Mula-mula satu dua saja orang kampung yang datang menjenguk. Kini, orang-orang mulai rajin. Datang silih berganti. Agaknya khawatir juga mereka dengan kondisi kesehatan orang paling kaya di kampung mereka itu.
Tuan Haji Abrar sendiri sudah tak kuat lagi untuk berjalan jauh. Tubuhnya mulai terlihat bungkuk. Berjalan pun harus dibantu dengan tongkat. Kulit muka Tuan Haji Abrar terlihat semakin keriput. Kesan raut tua datang lebih cepat. Belum lagi ditambah dengan batuk Tuan Haji Abrar yang semakin sering. Semakin kencang. Napas Tuan Haji Abrar sering terlihat terengah-engah meskipun hanya duduk-duduk saja kerjanya. Kelopak matanya kerap terpejam walau sebenarnya Tuan Haji Abrar tidak sedang tertidur. Melihat itu semua, orang-orang semakin merasa iba.
Pak Marji’un adalah orang yang paling rajin mengunjungi Tuan Haji Abrar ke rumahnya. Diajaknya bercakap-cakap keluarga jauhnya itu. Meski tak selalu ditanggapi, tak selalu dijawab oleh Tuan Haji Abrar, Pak Marji’un tetap saja mengajaknya berbincang. Itu supaya Tuan Haji Abrar tak banyak diam sambil melamun.
“Sudah mandi, Ji?”
Tanya Pak Marji’un pada sebuah sore yang terang. Pelataran rumah Tuan Haji Abrar terasa teduh sebab lumayan juga banyaknya pohon kelapa yang tumbuh di sekitar situ. Daun-daunnya menahan tikam sinar matahari sore yang menyengat.

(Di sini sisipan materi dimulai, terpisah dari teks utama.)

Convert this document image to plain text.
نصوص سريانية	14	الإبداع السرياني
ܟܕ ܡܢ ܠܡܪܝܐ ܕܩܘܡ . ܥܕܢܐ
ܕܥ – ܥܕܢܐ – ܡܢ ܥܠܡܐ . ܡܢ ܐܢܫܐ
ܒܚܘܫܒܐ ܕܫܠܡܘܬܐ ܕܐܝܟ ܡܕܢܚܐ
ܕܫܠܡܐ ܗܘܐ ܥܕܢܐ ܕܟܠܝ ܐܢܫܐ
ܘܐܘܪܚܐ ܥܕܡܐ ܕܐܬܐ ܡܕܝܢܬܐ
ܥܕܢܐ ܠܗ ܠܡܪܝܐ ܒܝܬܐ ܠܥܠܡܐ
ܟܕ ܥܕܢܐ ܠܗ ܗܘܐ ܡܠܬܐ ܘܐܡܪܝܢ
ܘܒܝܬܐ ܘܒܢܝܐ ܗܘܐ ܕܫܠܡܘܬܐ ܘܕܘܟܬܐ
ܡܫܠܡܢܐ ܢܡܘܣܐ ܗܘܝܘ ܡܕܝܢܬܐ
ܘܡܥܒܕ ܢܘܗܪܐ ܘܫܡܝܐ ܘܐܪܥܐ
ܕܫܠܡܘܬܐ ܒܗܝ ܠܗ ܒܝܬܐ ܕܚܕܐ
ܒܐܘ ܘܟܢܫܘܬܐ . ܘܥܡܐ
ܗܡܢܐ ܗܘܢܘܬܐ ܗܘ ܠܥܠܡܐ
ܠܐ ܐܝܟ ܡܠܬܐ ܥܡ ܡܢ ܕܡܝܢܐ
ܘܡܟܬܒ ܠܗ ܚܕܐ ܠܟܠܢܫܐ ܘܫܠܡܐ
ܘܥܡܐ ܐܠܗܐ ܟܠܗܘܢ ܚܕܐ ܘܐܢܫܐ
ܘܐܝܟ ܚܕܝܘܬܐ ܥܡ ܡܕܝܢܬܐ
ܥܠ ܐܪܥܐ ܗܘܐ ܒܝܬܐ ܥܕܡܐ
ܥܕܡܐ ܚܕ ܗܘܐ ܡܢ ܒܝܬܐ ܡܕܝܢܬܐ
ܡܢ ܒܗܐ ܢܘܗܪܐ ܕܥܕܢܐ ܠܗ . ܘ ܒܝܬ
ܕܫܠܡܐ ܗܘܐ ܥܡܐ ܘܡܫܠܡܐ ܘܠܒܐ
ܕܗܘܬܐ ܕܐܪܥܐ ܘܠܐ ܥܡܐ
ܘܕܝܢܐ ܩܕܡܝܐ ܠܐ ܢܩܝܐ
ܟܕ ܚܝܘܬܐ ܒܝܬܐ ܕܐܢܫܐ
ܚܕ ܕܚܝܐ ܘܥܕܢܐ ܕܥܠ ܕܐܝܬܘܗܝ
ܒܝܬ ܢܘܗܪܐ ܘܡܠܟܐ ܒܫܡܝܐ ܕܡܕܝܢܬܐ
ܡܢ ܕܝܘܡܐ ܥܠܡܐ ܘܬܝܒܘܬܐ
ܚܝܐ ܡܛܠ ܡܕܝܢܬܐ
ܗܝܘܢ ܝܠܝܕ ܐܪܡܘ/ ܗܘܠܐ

Tuan Haji Abrar mengangguk. Pandangan matanya lurus ke depan. Pak Marji’un duduk di sebelah kanan Tuan Haji Abrar. Kali ini tak merokok dia.
“Nanti malam ikut saya, Ji. Kita makan ketela goreng di warung Mak Agus. Minum es kelapa muda juga. Mau, Ji?”
Agak lama Tuan Haji Abrar diam. Tak menanggapi.
“Mau, Ji?” Pak Marji’un bertanya sekali lagi.
Tuan Haji Abrar akhirnya mengangguk. Pak Marji’un tersenyum.
Lain waktu, Pak Hambali yang menemani Tuan Haji Abrar bercakap-cakap, saat Pak Hambali tidak turun melaut. Pun sering kali pada sore hari saja Pak Hambali dan orang-orang kampung bertandang ke rumah Tuan Haji Abrar. Sepulang dari melaut atau ketika memang tidak sedang melaut. Seperti yang dilakukan oleh Pak Hambali kali ini.
“Kulihat kapal motormu sering tertambat di tepi pelabuhan. Tak disewa orang kah kapal-kapal motor milikmu, Ji?”